The Dallas Mavericks couldn't bring back Moses Brown on a second 10-day contract last season because they were up against a hard cap and ran out of money. Things like this can happen. So if a team isn’t in love with a pick at the top of the second round, trading down and into a range where guys will take rookie minimums and two-way deals (which don’t count against the cap or tax), makes sense. 

- Stevens has made exactly two (2) first round picks, one of which was made two days ago at 28 and the other was a year ago at 30, and people are lining up to question his ability to draft? 

Do these people write movie reviews after the opening credits?

- My favorite post-draft phenomenon is people falling in love with a player they never heard of based on a three-minute highlight package. 

“Oh my god I’ve never seen this guy before but this carefully selected compilation of him at his absolute best without context of the entire game has me convinced that he’s the steal of the draft.” 

- Little known fact about Cooper Flagg: He is from Maine. 

- This reaction from Javon Small’s grandfather after he was drafted in the second round is what the draft is all about.

- It’s also about the outfits, and my favorite was Carter Bryant coming straight from a 90’s R&B video to the NBA draft.


- Alex Caruso having to teach a bunch of young 20-somethings how to pop champagne to celebrate is the most wholesome thing ever. 

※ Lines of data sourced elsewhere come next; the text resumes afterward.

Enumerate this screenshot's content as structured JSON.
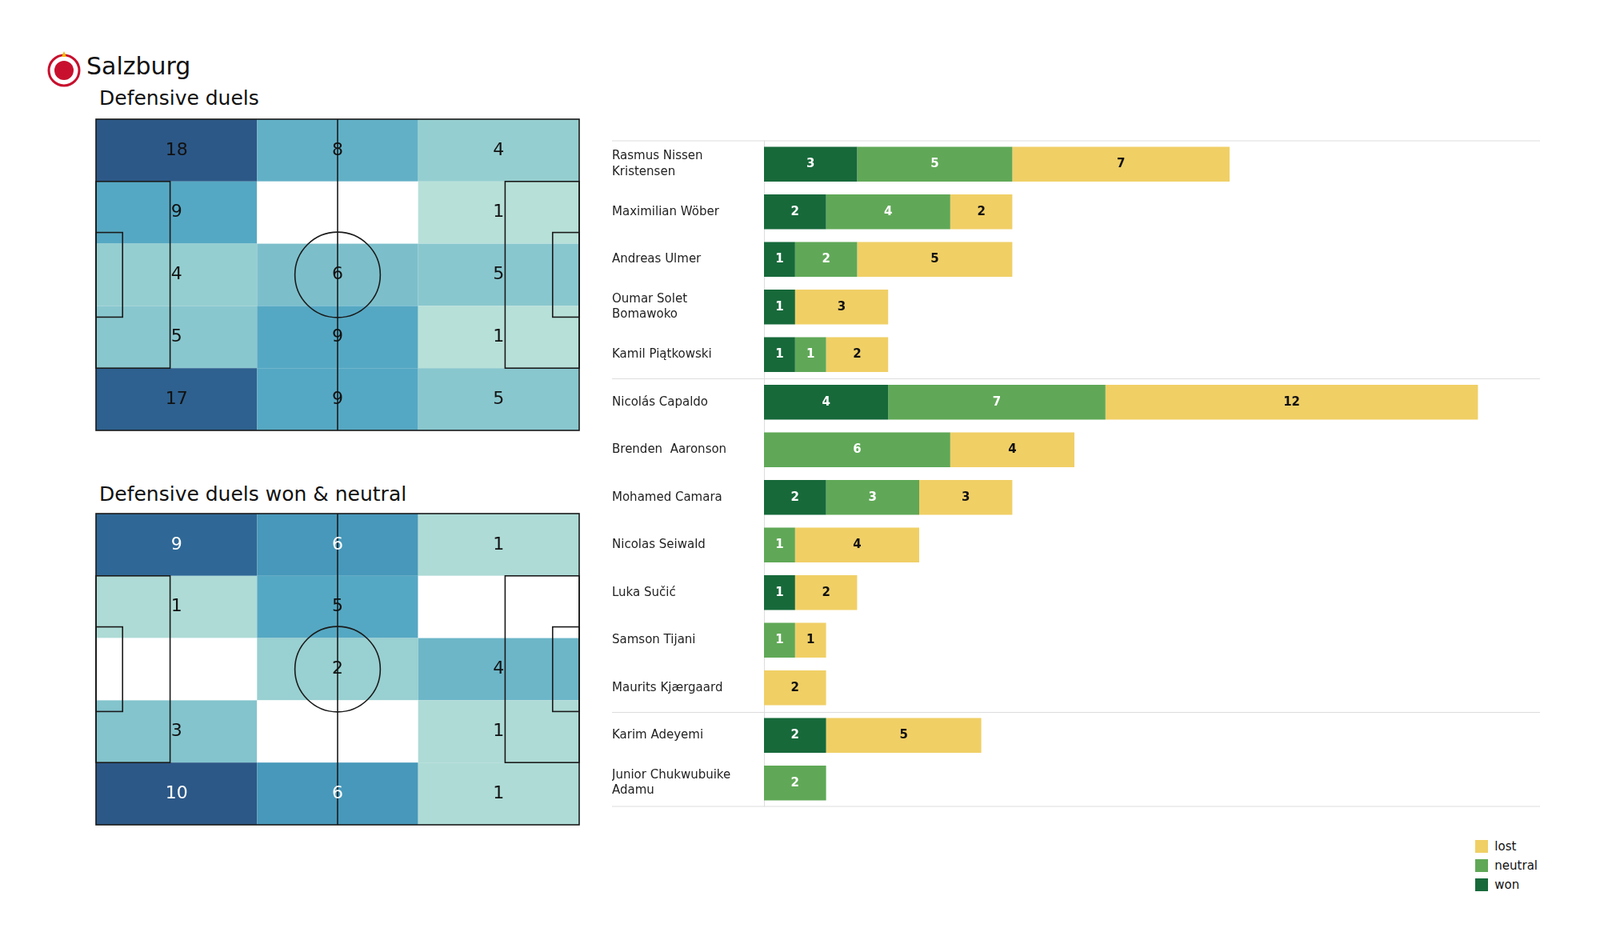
{
  "header": {
    "title": "Salzburg"
  },
  "chart_data": [
    {
      "type": "heatmap",
      "title": "Defensive duels",
      "cells": [
        [
          18,
          8,
          4
        ],
        [
          9,
          null,
          1
        ],
        [
          4,
          6,
          5
        ],
        [
          5,
          9,
          1
        ],
        [
          17,
          9,
          5
        ]
      ],
      "data_labels": true,
      "tick_labels": false
    },
    {
      "type": "heatmap",
      "title": "Defensive duels won & neutral",
      "cells": [
        [
          9,
          6,
          1
        ],
        [
          1,
          5,
          null
        ],
        [
          null,
          2,
          4
        ],
        [
          3,
          null,
          1
        ],
        [
          10,
          6,
          1
        ]
      ],
      "data_labels": true,
      "tick_labels": false
    },
    {
      "type": "bar",
      "orientation": "horizontal",
      "stacked": true,
      "data_labels": true,
      "tick_labels": "y",
      "legend": "lower right",
      "grid": false,
      "xlim": [
        0,
        25
      ],
      "categories": [
        "Rasmus Nissen Kristensen",
        "Maximilian Wöber",
        "Andreas Ulmer",
        "Oumar Solet Bomawoko",
        "Kamil Piątkowski",
        "Nicolás Capaldo",
        "Brenden  Aaronson",
        "Mohamed Camara",
        "Nicolas Seiwald",
        "Luka Sučić",
        "Samson Tijani",
        "Maurits Kjærgaard",
        "Karim Adeyemi",
        "Junior Chukwubuike Adamu"
      ],
      "series": [
        {
          "name": "won",
          "color": "#17693a",
          "values": [
            3,
            2,
            1,
            1,
            1,
            4,
            null,
            2,
            null,
            1,
            null,
            null,
            2,
            null
          ]
        },
        {
          "name": "neutral",
          "color": "#60a857",
          "values": [
            5,
            4,
            2,
            null,
            1,
            7,
            6,
            3,
            1,
            null,
            1,
            null,
            null,
            2
          ]
        },
        {
          "name": "lost",
          "color": "#f0cf65",
          "values": [
            7,
            2,
            5,
            3,
            2,
            12,
            4,
            3,
            4,
            2,
            1,
            2,
            5,
            null
          ]
        }
      ]
    }
  ]
}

I don’t know where Sam Presti found these robots who remain unselfish on the court and don’t touch alcohol as rich young athletes, but kudos to him. 

- Shai Gilgeous-Alexander is not only an incredible player, but an incredible person. I loved him visiting Tyrese Haliburton after Game 7 of the Finals to check up on him. 

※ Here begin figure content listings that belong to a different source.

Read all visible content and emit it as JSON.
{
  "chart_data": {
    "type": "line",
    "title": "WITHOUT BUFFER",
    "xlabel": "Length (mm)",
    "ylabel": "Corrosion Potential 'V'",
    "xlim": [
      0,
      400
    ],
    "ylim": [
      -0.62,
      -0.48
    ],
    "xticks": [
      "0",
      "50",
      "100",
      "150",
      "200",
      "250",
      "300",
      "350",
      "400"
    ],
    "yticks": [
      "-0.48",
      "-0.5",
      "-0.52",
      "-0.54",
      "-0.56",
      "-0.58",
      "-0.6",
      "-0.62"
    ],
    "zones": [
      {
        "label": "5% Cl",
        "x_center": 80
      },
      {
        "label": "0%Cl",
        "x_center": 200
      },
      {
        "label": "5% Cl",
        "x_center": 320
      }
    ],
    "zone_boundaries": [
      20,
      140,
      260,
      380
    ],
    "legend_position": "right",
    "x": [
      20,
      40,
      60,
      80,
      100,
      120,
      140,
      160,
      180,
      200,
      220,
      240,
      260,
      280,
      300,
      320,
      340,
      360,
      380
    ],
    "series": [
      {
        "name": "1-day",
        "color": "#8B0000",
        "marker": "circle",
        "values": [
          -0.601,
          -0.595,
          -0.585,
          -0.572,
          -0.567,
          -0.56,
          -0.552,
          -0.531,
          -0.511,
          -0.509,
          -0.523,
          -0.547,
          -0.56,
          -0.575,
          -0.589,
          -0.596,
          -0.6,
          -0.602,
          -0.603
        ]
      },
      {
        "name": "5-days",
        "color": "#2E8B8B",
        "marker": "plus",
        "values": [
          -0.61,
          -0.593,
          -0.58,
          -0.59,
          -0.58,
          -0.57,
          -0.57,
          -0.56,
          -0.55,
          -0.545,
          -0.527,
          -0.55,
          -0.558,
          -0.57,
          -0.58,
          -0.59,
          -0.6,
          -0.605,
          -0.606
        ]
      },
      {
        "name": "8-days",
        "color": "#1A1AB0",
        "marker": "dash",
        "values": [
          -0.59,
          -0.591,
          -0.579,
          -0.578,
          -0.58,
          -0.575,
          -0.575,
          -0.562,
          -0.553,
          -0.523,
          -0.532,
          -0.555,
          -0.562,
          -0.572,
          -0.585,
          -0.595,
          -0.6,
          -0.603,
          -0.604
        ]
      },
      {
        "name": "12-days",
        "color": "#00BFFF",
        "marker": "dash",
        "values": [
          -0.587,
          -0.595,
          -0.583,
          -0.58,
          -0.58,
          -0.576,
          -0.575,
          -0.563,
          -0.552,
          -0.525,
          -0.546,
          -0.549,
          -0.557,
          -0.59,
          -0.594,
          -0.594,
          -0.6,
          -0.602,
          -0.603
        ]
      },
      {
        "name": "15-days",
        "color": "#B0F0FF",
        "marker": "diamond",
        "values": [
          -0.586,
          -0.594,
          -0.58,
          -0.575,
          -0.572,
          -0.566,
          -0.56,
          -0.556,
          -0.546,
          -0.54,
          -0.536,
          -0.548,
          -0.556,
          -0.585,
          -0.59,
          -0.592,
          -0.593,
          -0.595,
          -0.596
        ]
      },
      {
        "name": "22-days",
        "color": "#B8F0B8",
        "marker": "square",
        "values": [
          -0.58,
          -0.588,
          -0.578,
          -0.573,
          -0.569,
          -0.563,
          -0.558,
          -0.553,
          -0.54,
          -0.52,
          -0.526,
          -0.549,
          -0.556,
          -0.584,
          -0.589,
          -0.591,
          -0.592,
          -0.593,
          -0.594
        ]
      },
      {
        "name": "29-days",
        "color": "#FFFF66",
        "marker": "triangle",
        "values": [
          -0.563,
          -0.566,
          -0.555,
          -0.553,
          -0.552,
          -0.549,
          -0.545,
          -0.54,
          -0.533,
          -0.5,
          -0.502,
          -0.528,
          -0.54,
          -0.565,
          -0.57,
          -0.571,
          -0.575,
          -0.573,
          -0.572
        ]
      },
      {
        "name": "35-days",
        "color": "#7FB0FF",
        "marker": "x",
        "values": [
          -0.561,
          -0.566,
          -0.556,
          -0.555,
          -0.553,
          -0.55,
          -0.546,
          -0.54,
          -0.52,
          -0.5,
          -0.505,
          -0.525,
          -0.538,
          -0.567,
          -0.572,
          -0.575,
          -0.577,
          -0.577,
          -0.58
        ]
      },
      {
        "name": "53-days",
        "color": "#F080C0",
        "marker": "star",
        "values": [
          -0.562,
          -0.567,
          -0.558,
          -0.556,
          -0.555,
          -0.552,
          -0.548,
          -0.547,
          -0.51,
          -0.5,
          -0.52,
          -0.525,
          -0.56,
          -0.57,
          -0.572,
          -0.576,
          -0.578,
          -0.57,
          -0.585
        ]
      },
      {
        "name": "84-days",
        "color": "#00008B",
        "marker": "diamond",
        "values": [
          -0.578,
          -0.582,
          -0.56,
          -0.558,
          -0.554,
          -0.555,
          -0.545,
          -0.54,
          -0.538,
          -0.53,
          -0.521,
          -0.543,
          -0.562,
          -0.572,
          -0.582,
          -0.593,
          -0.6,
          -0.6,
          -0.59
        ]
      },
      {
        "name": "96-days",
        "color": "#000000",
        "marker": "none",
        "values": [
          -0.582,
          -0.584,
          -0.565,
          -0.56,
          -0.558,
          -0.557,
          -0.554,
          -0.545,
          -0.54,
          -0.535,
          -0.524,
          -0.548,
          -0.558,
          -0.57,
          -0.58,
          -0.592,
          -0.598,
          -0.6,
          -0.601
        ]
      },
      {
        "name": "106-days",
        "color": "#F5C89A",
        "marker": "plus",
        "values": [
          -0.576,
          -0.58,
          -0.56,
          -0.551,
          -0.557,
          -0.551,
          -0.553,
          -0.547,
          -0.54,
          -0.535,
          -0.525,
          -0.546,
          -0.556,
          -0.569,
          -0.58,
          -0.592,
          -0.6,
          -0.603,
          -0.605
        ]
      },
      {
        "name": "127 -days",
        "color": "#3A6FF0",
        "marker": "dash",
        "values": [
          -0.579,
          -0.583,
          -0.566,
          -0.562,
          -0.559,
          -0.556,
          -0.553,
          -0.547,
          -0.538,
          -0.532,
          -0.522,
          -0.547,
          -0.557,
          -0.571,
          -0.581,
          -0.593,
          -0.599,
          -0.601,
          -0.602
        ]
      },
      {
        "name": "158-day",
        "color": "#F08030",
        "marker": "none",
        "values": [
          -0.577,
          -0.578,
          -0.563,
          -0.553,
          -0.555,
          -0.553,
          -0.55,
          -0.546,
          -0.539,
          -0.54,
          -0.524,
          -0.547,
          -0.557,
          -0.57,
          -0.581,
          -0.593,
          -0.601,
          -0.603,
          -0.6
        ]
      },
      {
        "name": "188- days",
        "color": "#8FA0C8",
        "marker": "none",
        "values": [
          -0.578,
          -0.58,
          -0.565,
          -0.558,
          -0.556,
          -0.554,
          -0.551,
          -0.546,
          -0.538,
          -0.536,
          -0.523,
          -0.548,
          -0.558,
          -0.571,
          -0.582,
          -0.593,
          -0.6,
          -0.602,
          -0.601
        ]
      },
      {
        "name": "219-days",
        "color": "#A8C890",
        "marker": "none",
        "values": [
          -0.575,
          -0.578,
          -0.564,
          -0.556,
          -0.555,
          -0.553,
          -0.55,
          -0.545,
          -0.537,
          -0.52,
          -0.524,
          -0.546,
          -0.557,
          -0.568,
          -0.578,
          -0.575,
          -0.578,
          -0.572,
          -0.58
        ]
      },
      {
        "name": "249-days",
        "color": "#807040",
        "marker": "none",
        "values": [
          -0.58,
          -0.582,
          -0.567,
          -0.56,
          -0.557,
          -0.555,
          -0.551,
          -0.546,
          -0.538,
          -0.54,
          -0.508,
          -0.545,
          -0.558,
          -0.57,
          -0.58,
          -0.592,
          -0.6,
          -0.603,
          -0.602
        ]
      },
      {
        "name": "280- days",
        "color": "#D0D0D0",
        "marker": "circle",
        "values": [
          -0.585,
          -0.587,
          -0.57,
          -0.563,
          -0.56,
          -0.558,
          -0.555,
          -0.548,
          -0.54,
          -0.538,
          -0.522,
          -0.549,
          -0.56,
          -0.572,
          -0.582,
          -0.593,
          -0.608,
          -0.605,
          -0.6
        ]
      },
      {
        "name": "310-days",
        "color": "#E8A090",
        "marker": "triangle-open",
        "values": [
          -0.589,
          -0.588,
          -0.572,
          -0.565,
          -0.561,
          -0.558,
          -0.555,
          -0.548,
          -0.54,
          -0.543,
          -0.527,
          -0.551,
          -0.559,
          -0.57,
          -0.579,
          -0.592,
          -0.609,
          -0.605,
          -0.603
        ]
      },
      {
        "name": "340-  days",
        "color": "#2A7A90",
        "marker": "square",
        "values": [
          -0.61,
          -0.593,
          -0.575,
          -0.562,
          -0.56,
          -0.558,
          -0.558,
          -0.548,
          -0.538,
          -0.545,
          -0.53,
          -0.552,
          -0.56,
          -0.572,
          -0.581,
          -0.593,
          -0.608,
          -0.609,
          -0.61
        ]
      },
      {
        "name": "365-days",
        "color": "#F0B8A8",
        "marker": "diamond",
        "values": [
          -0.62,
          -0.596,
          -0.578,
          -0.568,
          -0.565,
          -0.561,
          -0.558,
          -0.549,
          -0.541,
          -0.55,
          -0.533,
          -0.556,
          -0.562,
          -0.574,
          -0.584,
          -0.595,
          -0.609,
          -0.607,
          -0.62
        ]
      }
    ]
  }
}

And then Shai and his teammates telling Isaiah Hartenstein to hold his sleeping son’s head up during the postgame celebration. 

This really was a group of Boy Scouts who just won the title.

- It sucks that Holiday is pissed about the trade to Portland, but this is part of the business. He’s getting $100 million in his mid-30s and this is part of the deal. 

- Toronto has moved on from Masai Ujiri

If they were going to change their front office, why did they let the outgoing guy make their draft pick?

- I’m grabbing my popcorn for the Ace Bailey vs. Utah spectacle. He didn’t work out for any NBA teams and there's speculation he wanted to play in Washington, so we’ll see how this works out. 

Personally, I don’t care about a player not working out for the team. That's not a reason not to draft someone. But wanting to play for the Wizards is a red flag. 

- Devin Booker is reportedly going to sign a two-year, $150 million extension. I remember when Kevin Garnett’s six-year, $126 million dollar deal was supposed to break the league. 

- Mavs GM Nico Harrison saying “fortune favors the bold” to explain how he got Cooper Flagg might be the most arrogant thing I’ve heard out of an executive. 

- I don’t know why people’s brains shut off when it comes to rooting for their favorite teams, but the fan who heckled Arizona’s Ketel Marte with a dig at his dead mother is the worst of the worst. 

Instead of the indefinite ban he received, I propose fans who make these kinds of inappropriate comments be put in a windowless room alone with the athlete they targeted for five minutes. Just toss him in, force him to repeat his comment to the guy’s face, and then shut the door. 

You want to act tough? Let’s see how tough you are when you have to say this to someone’s face and you have nowhere to hide. 

- Barry Bonds is getting a statue outside of Oracle Park. One fun feature of the statue will be a separate syringe statue, which fans can use to inject the Bonds statue. 

Yeah, that was a joke, but if I’m an opposing fan, I’m making a cardboard syringe and sticking that thing into the statue’s ass and posting it all over social media. I’m betting they have to put a fence around it to stop fans from doing stuff like that. 

- This week’s AI-generated image is supposed to be Brad Stevens walking a tightrope made of money. This is the closest I could get to it. 


You get the idea. 

- Obviously the OKC Thunder are having the Best Week Ever, but I want to drill down to Aaron Wiggins, whose speech on their parade day wins my new, one week only award, Best Speak Ever!